Last week the House voted 280-140 to repeal the medical device tax, a 2.3% excise tax charged to the makers and importers of artificial hips, pacemakers and other medical equipment. Now, the debate moves to the Senate where passage of the Protect Medical Innovation Act, the repeal bill’s official title, is much less certain, according to an article by MedPageToday.
From the article:
The medical device tax was implemented in 2013, and is expected to yield $26 to $30 billion in revenues over the next decade, which will be used to help finance other aspects of the Affordable Care Act, namely healthcare expansion.
With billions at stake, a fierce tug-of-war was inevitable. The medical device industry has already spent $110 million lobbying Washington since the law took effect, according to the Center for Public Integrity, a government watchdog.
“It’s putting pressure on the ability to fully fund research and development activities, [and] it’s making investment in start-ups and smaller companies less attractive for venture capital investors,”J.C. Scott, head of government affairs for the Advanced Medical Technology Association (known as AdvaMed), told MedPage Today.

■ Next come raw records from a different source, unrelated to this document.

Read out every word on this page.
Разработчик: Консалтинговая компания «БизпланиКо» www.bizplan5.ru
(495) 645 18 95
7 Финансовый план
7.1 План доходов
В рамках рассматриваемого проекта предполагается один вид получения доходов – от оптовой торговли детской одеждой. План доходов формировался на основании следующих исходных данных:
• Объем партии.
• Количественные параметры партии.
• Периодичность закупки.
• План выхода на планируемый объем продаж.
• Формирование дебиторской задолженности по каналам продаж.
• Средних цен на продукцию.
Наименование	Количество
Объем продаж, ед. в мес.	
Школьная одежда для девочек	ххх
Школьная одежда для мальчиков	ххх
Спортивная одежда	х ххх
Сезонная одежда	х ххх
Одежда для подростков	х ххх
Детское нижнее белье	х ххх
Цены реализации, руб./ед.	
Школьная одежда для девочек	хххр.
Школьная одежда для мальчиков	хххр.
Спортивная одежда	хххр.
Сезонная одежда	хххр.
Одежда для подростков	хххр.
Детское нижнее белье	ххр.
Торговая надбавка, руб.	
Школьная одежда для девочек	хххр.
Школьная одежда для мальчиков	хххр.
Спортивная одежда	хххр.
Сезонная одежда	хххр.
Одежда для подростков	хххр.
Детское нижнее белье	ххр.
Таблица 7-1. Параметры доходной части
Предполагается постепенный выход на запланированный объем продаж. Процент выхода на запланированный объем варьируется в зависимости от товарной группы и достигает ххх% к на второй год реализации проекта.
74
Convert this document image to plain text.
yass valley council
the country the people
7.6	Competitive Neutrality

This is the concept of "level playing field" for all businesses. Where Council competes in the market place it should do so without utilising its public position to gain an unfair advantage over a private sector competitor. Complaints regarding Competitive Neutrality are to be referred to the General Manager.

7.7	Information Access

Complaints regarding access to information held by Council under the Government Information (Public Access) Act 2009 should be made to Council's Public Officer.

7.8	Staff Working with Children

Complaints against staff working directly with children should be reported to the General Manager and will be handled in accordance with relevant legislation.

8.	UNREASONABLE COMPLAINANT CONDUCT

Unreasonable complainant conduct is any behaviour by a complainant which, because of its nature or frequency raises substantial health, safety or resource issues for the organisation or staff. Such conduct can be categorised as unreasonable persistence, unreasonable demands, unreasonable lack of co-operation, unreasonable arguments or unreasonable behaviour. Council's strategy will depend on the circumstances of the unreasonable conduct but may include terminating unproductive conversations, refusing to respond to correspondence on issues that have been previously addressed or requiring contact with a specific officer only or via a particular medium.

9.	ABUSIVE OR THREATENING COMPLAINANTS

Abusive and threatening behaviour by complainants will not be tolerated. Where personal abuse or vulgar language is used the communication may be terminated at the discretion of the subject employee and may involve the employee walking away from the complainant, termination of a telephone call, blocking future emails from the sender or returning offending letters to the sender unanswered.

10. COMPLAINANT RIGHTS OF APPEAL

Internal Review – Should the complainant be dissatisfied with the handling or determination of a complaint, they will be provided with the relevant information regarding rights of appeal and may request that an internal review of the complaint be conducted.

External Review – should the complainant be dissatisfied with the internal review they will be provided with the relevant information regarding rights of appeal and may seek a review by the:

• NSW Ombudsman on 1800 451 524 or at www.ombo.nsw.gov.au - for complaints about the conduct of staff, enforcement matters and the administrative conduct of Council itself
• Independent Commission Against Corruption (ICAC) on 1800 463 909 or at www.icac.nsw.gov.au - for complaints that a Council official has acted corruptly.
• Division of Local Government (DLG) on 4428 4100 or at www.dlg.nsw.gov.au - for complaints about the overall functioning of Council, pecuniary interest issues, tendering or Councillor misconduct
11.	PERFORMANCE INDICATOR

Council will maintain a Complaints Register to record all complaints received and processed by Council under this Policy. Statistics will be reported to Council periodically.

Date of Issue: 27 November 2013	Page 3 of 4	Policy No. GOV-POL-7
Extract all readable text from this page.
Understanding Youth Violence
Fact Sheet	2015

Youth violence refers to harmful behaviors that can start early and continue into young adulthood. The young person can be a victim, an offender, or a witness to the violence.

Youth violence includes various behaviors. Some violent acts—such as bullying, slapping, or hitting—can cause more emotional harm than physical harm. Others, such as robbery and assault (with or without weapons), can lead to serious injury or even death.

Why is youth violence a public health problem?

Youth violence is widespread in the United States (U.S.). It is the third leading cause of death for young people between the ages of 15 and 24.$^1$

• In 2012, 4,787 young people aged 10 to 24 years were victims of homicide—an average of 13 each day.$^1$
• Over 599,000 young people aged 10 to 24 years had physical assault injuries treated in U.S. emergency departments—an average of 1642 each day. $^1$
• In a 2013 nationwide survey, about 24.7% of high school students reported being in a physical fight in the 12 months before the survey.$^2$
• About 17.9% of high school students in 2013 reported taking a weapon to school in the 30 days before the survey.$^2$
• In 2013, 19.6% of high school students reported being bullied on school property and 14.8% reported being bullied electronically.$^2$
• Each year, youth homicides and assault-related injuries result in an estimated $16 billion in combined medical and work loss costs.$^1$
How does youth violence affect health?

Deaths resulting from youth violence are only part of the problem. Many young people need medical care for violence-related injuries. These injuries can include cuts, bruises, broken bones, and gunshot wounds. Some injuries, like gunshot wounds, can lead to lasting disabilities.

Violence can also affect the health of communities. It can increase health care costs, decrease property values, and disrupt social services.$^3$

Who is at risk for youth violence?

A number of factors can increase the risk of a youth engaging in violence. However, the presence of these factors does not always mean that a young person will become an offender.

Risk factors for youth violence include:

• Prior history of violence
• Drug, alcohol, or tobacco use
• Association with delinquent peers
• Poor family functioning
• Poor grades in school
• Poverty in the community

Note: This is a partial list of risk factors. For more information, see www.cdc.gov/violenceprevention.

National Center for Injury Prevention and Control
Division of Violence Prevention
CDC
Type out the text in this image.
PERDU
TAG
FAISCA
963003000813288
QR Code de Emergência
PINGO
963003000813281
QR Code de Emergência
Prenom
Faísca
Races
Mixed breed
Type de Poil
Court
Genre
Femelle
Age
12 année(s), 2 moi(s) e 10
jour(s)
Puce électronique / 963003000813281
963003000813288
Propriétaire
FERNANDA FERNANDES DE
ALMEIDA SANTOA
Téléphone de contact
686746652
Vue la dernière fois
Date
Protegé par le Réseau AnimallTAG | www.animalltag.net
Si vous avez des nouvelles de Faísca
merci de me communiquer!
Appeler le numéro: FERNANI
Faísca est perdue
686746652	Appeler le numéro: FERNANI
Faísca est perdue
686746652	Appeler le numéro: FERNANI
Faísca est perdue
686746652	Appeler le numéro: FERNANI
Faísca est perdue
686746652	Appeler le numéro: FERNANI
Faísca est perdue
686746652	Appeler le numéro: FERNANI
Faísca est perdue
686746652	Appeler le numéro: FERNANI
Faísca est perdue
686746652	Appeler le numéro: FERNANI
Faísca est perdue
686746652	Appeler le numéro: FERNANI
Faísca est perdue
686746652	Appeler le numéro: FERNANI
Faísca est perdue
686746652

Within the last 2 years, Scott said, companies that were planning to open new facilities have had to shelve projects. “We’re talking about jobs that would otherwise have been created,” he said, adding that firms have cut employee 401(k) plans and instituted hiring and salary freezes.
“Tax policies should not pick winners and losers, and this obviously does that,” said David Burton, JD, a senior fellow in economic policy at the conservative Heritage Foundation. “The government shouldn’t be discouraging people from manufacturing medical devices any more than it should be subsidizing them.”